Britain's Georgie Hermitage broke her own world record on her way to winning gold in the T37 400m final at the IPC Athletics World Championships.
The 100m silver medallist started strongly and moved smoothly through the rest of the field in Doha.
Hermitage finished in one minute 2.01 seconds, beating the 1:02.48 she set in London in July.
The 26-year-old, who has cerebral palsy, left the sport as a teenager but returned after her daughter was born.
"This is more than I could ever dreamed of," she told BBC Sport.
"I never thought I would get a world record. Today was all about getting around and trying to win gold and make the point there is more in me."
Hermitage had set a world best of 1:02.48 at the IPC Grand Prix Final at the Anniversary Games in London in July.
Her training was then hampered by a foot problem but she showed no ill-effects in the Doha heat and, watched by daughter Tilly, stormed through to win Britain's sixth gold of the championships by over three and a half seconds from her nearest rival, France's Mandy Francois-Elie (1:05.55),
"I think I am trying to make up for lost time. I wasted quite a few years doing nothing and I wouldn't do it if it wasn't for Tilly," the Surrey athlete added.
"She is the fire in my belly. When I go out to train at night and I don't want to be there, I know it is days like this when it pays off and she will have these memories forever.
"She knows mummy goes running and this is what mummy does and it would be great in a few years' time, when she is in school, that she can say this is what mummy did and she was there.
"This has been a good season but I'm trying not to think too much about Rio. I just want to plough on and enjoy winter training.
"It is the ultimate goal but I don't dare look that far ahead, especially when my body is susceptible to injuries. But if it happens then it would be great."
Jomni wins first World medal
Wheelchair racer Mo Jomni made the breakthrough at world level with a first medal in the T53 200m.
A product of the Weir Archer Academy, which was formed by six-time Paralympic champion David Weir and his coach Jenny Archer, the 26-year-old set a personal best of 26.78 in the heats and finished third behind Canada's Brent Lakatos and Pongsakorn Paeyo of Thailand.
"It's always about the finals - you have to concentrate on the heats and if you are lucky, you get through," he said. "The finals are where you have to put the work in. I always keep it realistic and results come through.

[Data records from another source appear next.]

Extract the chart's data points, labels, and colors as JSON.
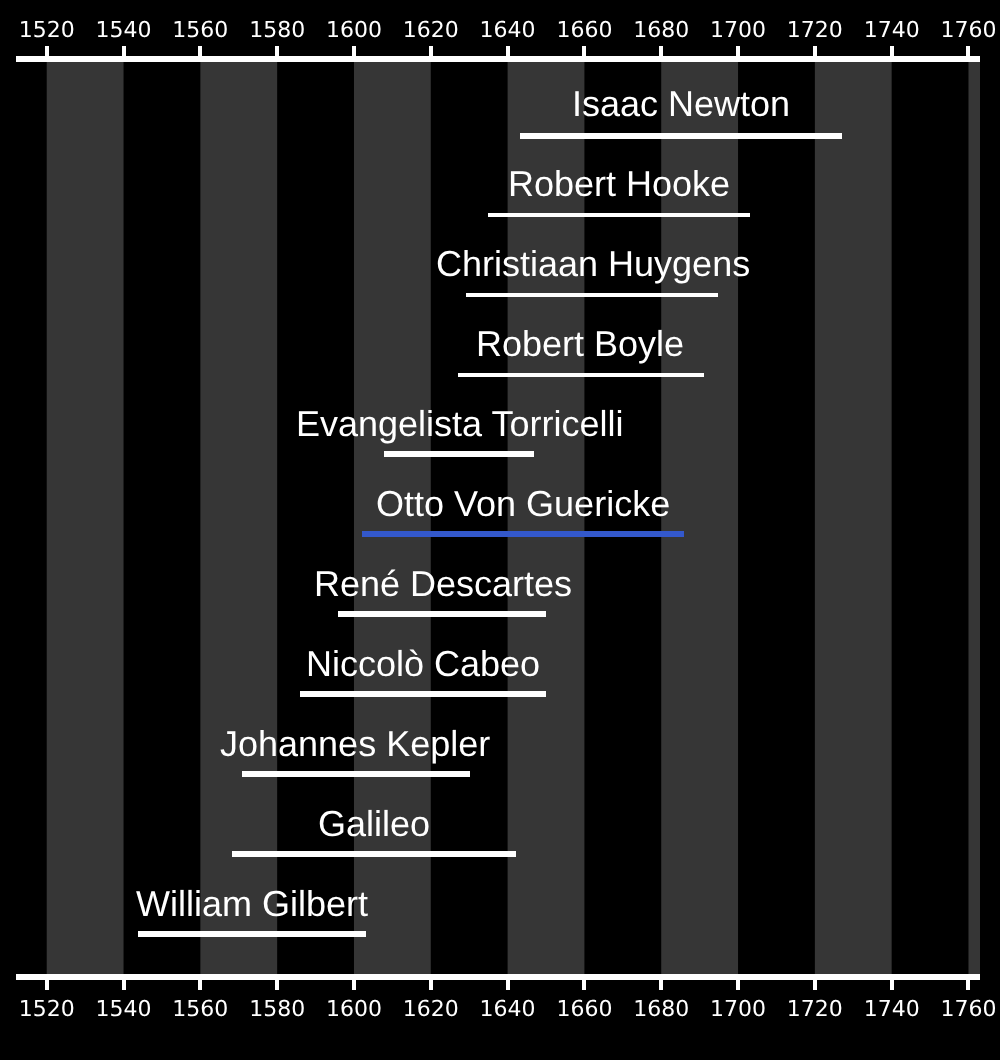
{
  "chart_data": {
    "type": "bar",
    "orientation": "horizontal",
    "categories": [
      "Isaac Newton",
      "Robert Hooke",
      "Christiaan Huygens",
      "Robert Boyle",
      "Evangelista Torricelli",
      "Otto Von Guericke",
      "René Descartes",
      "Niccolò Cabeo",
      "Johannes Kepler",
      "Galileo",
      "William Gilbert"
    ],
    "base": [
      1643,
      1635,
      1629,
      1627,
      1608,
      1602,
      1596,
      1586,
      1571,
      1568,
      1544
    ],
    "values": [
      84,
      68,
      66,
      64,
      39,
      84,
      54,
      64,
      59,
      74,
      59
    ],
    "colors": [
      "#ffffff",
      "#ffffff",
      "#ffffff",
      "#ffffff",
      "#ffffff",
      "#3358cc",
      "#ffffff",
      "#ffffff",
      "#ffffff",
      "#ffffff",
      "#ffffff"
    ],
    "xlim": [
      1512,
      1763
    ],
    "xticks": [
      1520,
      1540,
      1560,
      1580,
      1600,
      1620,
      1640,
      1660,
      1680,
      1700,
      1720,
      1740,
      1760
    ],
    "x2lim": [
      1512,
      1763
    ],
    "x2ticks": [
      1520,
      1540,
      1560,
      1580,
      1600,
      1620,
      1640,
      1660,
      1680,
      1700,
      1720,
      1740,
      1760
    ],
    "tick_labels": "x",
    "bands": [
      {
        "axis": "x",
        "from": 1520,
        "to": 1540,
        "color": "#363636"
      },
      {
        "axis": "x",
        "from": 1560,
        "to": 1580,
        "color": "#363636"
      },
      {
        "axis": "x",
        "from": 1600,
        "to": 1620,
        "color": "#363636"
      },
      {
        "axis": "x",
        "from": 1640,
        "to": 1660,
        "color": "#363636"
      },
      {
        "axis": "x",
        "from": 1680,
        "to": 1700,
        "color": "#363636"
      },
      {
        "axis": "x",
        "from": 1720,
        "to": 1740,
        "color": "#363636"
      },
      {
        "axis": "x",
        "from": 1760,
        "to": 1763,
        "color": "#363636"
      }
    ]
  }
}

"I came around the bend and the Thai athletes were kicking it on so I had to push it on. I was squinting my eyes and just saying over to myself 'push push push'. To come third and get the medal is awesome, I'm really happy."
Whitehead misses out on 100m medal
London 2012 gold medallist Richard Whitehead is better known for his prowess over 200m and the marathon but narrowly missed out on a medal in the T42 100m, finishing 0.08 outside bronze with a new personal best of 13.55 seconds.
"To be 39 years old and still holding my own against younger athletes is good, but I think it was a bit of a missed opportunity. Although my main task was to get to the final, there are a few athletes missing so it would have been a great opportunity to sneak a medal.
"It's important for me to have confidence going into the 200m, which starts on Tuesday, and hopefully I can continue to push in my main event."
Elsewhere, American leg amputee Richard Browne, who is now based in Cambridge, broke his own world record to claim his first world title in the T44 200m.
The 24-year-old looked impressive as he clocked 21.27 seconds, beating his previous best of 21.62 set last year, with Brazil's double amputee Alan Oliveira second in 22.04.